Battle of LITS is an abstract board game for 2 players. Players take turn placing tetrominoes (blocks of 4 squares, like Tetris pieces) onto the grid, following the rules of the puzzle LITS, as they secure their own symbols and cover the opponent's symbols. When there is no more piece that can be played, the player with more symbols still uncovered wins.
Start of the game
The board is 10x10 by size. Players can agree to play a predetermined pattern of symbols, or choose a random selection. With random selection, each player will have 30 symbols. (All but one of the patterns also have 30 symbols per player.) One player plays with X, the other O; the X player starts.
In a player's turn, a player must play a piece. Pieces occupy four squares, and are of four different shapes: L, I, T, and S. A piece must be played to follow the following rules:
- A piece must be played adjacent to a previously played piece (except, obviously, for the first piece played).
- There can be no 2x2 square completely covered by pieces.
- Two identical pieces may not be adjacent.
Otherwise, a player is free to play any piece in any position their wish, including rotating and reflecting the piece. The piece may cover any number of symbols of either player; the symbols only affect the scoring, not the legal plays.
There are only five pieces of each shape, and this pool of pieces is shared between both players. If a shape is exhausted, neither player can play more of that shape.
After playing a piece, the turn passes to the opponent.
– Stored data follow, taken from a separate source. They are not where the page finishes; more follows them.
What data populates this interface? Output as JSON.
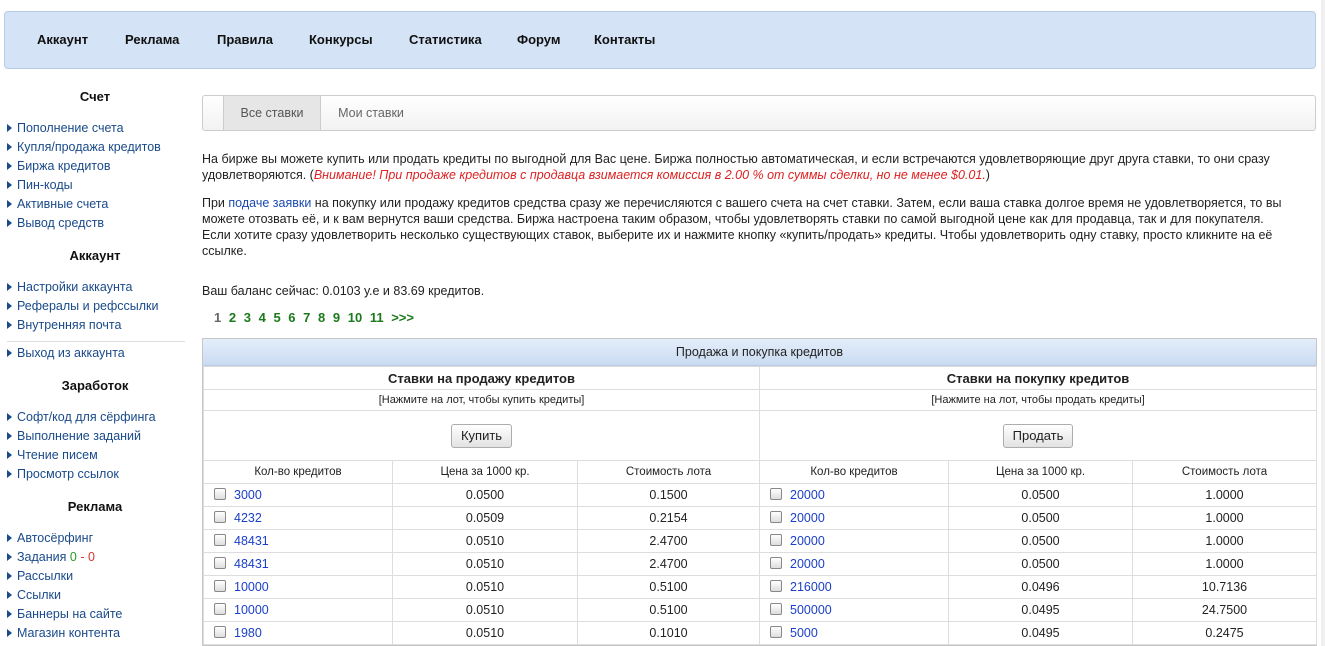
{
  "nav": [
    "Аккаунт",
    "Реклама",
    "Правила",
    "Конкурсы",
    "Статистика",
    "Форум",
    "Контакты"
  ],
  "sidebar": {
    "sections": [
      {
        "title": "Счет",
        "items": [
          {
            "label": "Пополнение счета"
          },
          {
            "label": "Купля/продажа кредитов"
          },
          {
            "label": "Биржа кредитов"
          },
          {
            "label": "Пин-коды"
          },
          {
            "label": "Активные счета"
          },
          {
            "label": "Вывод средств"
          }
        ]
      },
      {
        "title": "Аккаунт",
        "items": [
          {
            "label": "Настройки аккаунта"
          },
          {
            "label": "Рефералы и рефссылки"
          },
          {
            "label": "Внутренняя почта"
          }
        ]
      },
      {
        "title": "",
        "items": [
          {
            "label": "Выход из аккаунта"
          }
        ]
      },
      {
        "title": "Заработок",
        "items": [
          {
            "label": "Софт/код для сёрфинга"
          },
          {
            "label": "Выполнение заданий"
          },
          {
            "label": "Чтение писем"
          },
          {
            "label": "Просмотр ссылок"
          }
        ]
      },
      {
        "title": "Реклама",
        "items": [
          {
            "label": "Автосёрфинг"
          },
          {
            "label": "Задания",
            "badge_a": "0",
            "badge_sep": " - ",
            "badge_b": "0"
          },
          {
            "label": "Рассылки"
          },
          {
            "label": "Ссылки"
          },
          {
            "label": "Баннеры на сайте"
          },
          {
            "label": "Магазин контента"
          }
        ]
      }
    ]
  },
  "tabs": {
    "all": "Все ставки",
    "mine": "Мои ставки"
  },
  "intro": {
    "p1": "На бирже вы можете купить или продать кредиты по выгодной для Вас цене. Биржа полностью автоматическая, и если встречаются удовлетворяющие друг друга ставки, то они сразу удовлетворяются. (",
    "p1_warn": "Внимание! При продаже кредитов с продавца взимается комиссия в 2.00 % от суммы сделки, но не менее $0.01.",
    "p1_end": ")",
    "p2_pre": "При ",
    "p2_link": "подаче заявки",
    "p2_post": " на покупку или продажу кредитов средства сразу же перечисляются с вашего счета на счет ставки. Затем, если ваша ставка долгое время не удовлетворяется, то вы можете отозвать её, и к вам вернутся ваши средства. Биржа настроена таким образом, чтобы удовлетворять ставки по самой выгодной цене как для продавца, так и для покупателя.",
    "p3": "Если хотите сразу удовлетворить несколько существующих ставок, выберите их и нажмите кнопку «купить/продать» кредиты. Чтобы удовлетворить одну ставку, просто кликните на её ссылке.",
    "balance": "Ваш баланс сейчас: 0.0103 у.е и 83.69 кредитов."
  },
  "pagination": {
    "current": "1",
    "links": [
      "2",
      "3",
      "4",
      "5",
      "6",
      "7",
      "8",
      "9",
      "10",
      "11",
      ">>>"
    ]
  },
  "table": {
    "caption": "Продажа и покупка кредитов",
    "sell_title": "Ставки на продажу кредитов",
    "buy_title": "Ставки на покупку кредитов",
    "sell_hint": "[Нажмите на лот, чтобы купить кредиты]",
    "buy_hint": "[Нажмите на лот, чтобы продать кредиты]",
    "buy_button": "Купить",
    "sell_button": "Продать",
    "columns": [
      "Кол-во кредитов",
      "Цена за 1000 кр.",
      "Стоимость лота"
    ],
    "sell_rows": [
      [
        "3000",
        "0.0500",
        "0.1500"
      ],
      [
        "4232",
        "0.0509",
        "0.2154"
      ],
      [
        "48431",
        "0.0510",
        "2.4700"
      ],
      [
        "48431",
        "0.0510",
        "2.4700"
      ],
      [
        "10000",
        "0.0510",
        "0.5100"
      ],
      [
        "10000",
        "0.0510",
        "0.5100"
      ],
      [
        "1980",
        "0.0510",
        "0.1010"
      ]
    ],
    "buy_rows": [
      [
        "20000",
        "0.0500",
        "1.0000"
      ],
      [
        "20000",
        "0.0500",
        "1.0000"
      ],
      [
        "20000",
        "0.0500",
        "1.0000"
      ],
      [
        "20000",
        "0.0500",
        "1.0000"
      ],
      [
        "216000",
        "0.0496",
        "10.7136"
      ],
      [
        "500000",
        "0.0495",
        "24.7500"
      ],
      [
        "5000",
        "0.0495",
        "0.2475"
      ]
    ]
  }
}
The first turn and the pie rule
After the first turn, the second player has the option of switching sides. This switches the symbols of the players, and the second player takes the played move as theirs instead and letting the opponent to go again, effectively making the second player to be the first player. This "pie rule" option only exists in the first turn.
End of the game
If either player can no longer play any piece, the game ends. The player with more of their symbols that are still uncovered wins the game. In case of a tie, the player that played the last piece wins.